ANeglectedness measures how emotionally urgent the problem feels; scale measures how many people are affected
BA large-scale problem may already be well-funded, meaning marginal resources have limited impact — neglectedness captures where additional resources can do the most good
CNeglectedness applies only to global health causes; scale applies to existential risks
DNeglectedness and scale are actually the same criterion measured in different units
A problem can be enormous in scale (affecting billions) and still be heavily funded, leaving little room for marginal impact. Neglectedness asks: given existing resources, how much can one more dollar or hour of effort accomplish? A smaller problem that receives almost no attention may offer much higher returns to additional investment than a huge problem that already commands billions in funding. This is why EA analysis separates the size of the problem from the gap between the problem's importance and current resource allocation.
Question 3 True / False
Effective altruism is by definition a utilitarian framework — it requires believing that the main thing that matters morally is maximizing total welfare.
TTrue
FFalse
Answer: False
EA is a framework for improving the *effectiveness* of whatever moral values you hold, not a commitment to any specific ethical theory. Someone who values animal welfare, existential risk reduction, or systemic justice can apply EA principles — scope sensitivity, expected value reasoning, cause prioritization — to pursue their values more effectively. The claim is methodological, not first-order ethical: be deliberate and quantitative about impact. This is one of the most common misconceptions about EA.
Question 4 True / False
If Charity A costs $5,000 per life saved and Charity B costs $1,000,000 per life saved, then according to EA reasoning, $1,000,000 donated to Charity A does 200 times more good than the same amount donated to Charity B.
TTrue
FFalse
Answer: True
This is exactly the kind of calculation EA demands. $1M to Charity A saves 200 lives; $1M to Charity B saves 1 life. The 200x difference is real and morally significant — not an artifact of cold calculation but what scope sensitivity actually means. Many donors resist this reasoning because Charity B may have higher emotional salience or personal resonance. EA's contribution is to insist that these differences matter and should drive decision-making.
Question 5 Short Answer
Why isn't 'giving to the cause that resonates most emotionally' a reliable guide to maximizing impact, even when the donor genuinely wants to do good?

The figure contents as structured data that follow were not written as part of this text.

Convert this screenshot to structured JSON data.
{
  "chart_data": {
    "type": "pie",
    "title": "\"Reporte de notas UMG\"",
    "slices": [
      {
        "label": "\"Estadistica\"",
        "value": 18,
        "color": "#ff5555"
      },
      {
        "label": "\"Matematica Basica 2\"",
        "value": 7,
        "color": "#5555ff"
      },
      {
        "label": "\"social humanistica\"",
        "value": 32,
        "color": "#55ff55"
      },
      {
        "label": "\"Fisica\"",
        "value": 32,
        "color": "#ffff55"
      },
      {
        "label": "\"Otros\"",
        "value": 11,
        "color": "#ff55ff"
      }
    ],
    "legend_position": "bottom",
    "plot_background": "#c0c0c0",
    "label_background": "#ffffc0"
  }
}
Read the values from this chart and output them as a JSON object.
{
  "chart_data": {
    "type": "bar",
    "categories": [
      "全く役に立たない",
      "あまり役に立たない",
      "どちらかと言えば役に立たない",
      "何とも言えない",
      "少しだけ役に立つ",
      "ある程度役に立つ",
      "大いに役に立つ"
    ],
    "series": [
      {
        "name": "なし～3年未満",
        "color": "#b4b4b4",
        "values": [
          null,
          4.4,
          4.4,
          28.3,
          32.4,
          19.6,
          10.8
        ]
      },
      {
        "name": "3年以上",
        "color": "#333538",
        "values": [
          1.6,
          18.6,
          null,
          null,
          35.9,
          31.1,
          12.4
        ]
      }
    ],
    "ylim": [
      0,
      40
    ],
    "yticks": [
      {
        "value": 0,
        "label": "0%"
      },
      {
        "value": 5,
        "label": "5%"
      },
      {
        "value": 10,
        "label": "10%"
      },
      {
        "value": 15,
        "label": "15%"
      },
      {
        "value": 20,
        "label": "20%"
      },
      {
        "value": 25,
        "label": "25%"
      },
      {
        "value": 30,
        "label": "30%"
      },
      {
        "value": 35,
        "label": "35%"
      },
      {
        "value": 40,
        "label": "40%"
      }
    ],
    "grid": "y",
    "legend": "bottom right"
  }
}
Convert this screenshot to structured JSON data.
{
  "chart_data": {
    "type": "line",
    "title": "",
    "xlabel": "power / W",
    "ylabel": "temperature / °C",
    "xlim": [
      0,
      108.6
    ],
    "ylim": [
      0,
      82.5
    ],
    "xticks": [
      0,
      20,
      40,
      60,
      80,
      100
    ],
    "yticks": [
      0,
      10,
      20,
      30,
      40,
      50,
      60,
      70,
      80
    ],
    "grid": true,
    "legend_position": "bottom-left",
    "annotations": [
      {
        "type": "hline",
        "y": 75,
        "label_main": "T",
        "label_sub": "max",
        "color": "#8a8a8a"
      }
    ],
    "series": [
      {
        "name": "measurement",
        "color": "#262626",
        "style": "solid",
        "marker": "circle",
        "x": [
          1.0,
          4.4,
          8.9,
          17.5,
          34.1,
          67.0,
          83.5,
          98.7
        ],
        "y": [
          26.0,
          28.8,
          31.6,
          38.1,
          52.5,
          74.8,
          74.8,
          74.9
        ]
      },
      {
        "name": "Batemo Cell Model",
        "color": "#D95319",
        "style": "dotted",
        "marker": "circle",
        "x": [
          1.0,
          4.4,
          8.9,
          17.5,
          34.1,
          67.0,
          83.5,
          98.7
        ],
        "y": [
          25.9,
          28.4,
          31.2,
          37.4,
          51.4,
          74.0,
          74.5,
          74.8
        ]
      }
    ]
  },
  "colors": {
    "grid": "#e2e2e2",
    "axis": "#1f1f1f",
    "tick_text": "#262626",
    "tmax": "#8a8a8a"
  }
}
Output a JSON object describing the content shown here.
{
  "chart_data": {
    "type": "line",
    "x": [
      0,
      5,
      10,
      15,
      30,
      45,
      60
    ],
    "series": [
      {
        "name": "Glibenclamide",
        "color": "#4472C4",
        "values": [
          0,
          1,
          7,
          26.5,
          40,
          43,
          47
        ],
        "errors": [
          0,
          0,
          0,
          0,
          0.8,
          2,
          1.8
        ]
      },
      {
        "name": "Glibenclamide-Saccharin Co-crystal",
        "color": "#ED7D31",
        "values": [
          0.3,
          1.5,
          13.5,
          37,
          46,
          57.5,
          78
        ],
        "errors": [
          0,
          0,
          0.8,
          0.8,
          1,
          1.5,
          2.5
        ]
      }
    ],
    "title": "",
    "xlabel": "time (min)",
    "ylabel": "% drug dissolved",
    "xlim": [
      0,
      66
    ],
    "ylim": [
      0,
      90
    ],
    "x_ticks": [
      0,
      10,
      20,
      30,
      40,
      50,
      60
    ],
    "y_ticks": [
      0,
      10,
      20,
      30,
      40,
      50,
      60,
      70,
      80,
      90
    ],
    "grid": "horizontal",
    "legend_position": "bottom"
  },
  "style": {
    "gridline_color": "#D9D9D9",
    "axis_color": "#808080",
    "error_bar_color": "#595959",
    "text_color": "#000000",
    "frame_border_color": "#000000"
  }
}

Think about your answer, then reveal below.
Model answer: Emotional resonance tracks identifiability, vividness, and personal connection — not scale of impact. Identified, visible suffering (a child in a news story) generates more emotional response than statistical suffering (millions dying from preventable disease), even when the statistical harm is vastly greater. This is scope insensitivity: our feelings do not scale with the magnitude of the problem. Giving by emotional resonance also favors causes with compelling narratives over neglected causes where marginal impact is highest. The gap between emotional salience and quantitative impact is exactly what EA tries to close.
This is the core problem EA was designed to address. The psychology of charitable giving is well-documented to favor proximity, identifiability, and narrative. These are not reliable signals of where additional resources will do the most good. EA does not say emotions are bad — it says they should be calibrated against evidence, not used as the final arbiter of cause selection.